US-Mexico power market arbitrage

Sustained opportunity or fleeting mirage?

1 minute read

Now four years in the making, Mexico’s energy market reform has met several key milestones. In the power sector, three highly successful long-term auctions have delivered new wind and solar projects at sequentially lower prices and reached eye-popping prices near US $20/MWh in the latest edition.

At the launch of the spot energy market in 2016, prices ranged US $40-60/MWh across the main Sistema Interconectado Nacional (SIN) grid, but in the summer of 2017 and continuing into 2018, day-ahead prices have soared as gas pipeline construction delays have collided with declining domestic production to push oil-fired generation back into marginal duty, particularly during periods of high demand.

Monthly average LMPs by region/hub (US$/WMh)

 

With today’s relatively strong fundamentals south of the border and comparatively weak fundamentals in ERCOT  (Electric Reliability Council of Texas), US-Mexico power interconnection has garnered new attention precisely as FERC’s decision that DC ties between ERCOT and Mexico would not invoke federal oversight for Texas’ power market.

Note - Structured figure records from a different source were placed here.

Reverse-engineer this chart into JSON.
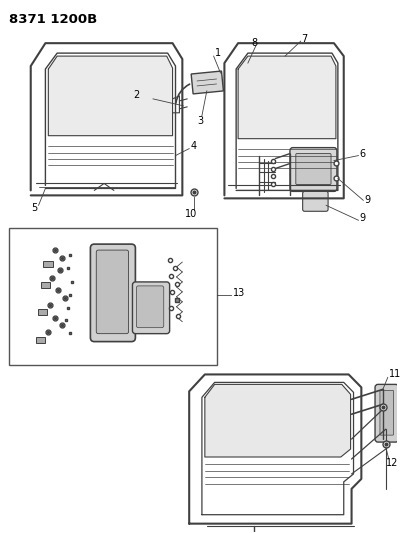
{
  "title": "8371 1200B",
  "background_color": "#ffffff",
  "line_color": "#404040",
  "label_color": "#000000",
  "fig_width": 4.04,
  "fig_height": 5.33,
  "dpi": 100,
  "label_fontsize": 7.0,
  "title_fontsize": 9.5
}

In related efforts, CFE (Comisión Federal de Electricidad) has raised the possibility of tolling agreements with US-based generators in which surplus US pipeline capacity could feed gas-fired generation in the US in order to wheel into Mexico via power transmission.

In this insight we discuss the prospects of interconnection between the US and Mexico along with ongoing plans to link Baja California to the Mexican SIN grid, with a focus on fundamentals and emerging transmission constraints.

Cross-border price spread suggests favorable conditions

Overall, we expect targeted cross-border ventures to continue, but the scale of the markets being interconnected, the current slate of existing and proposed projects, and inevitable public opposition, massive cross-border power flows appear several years away.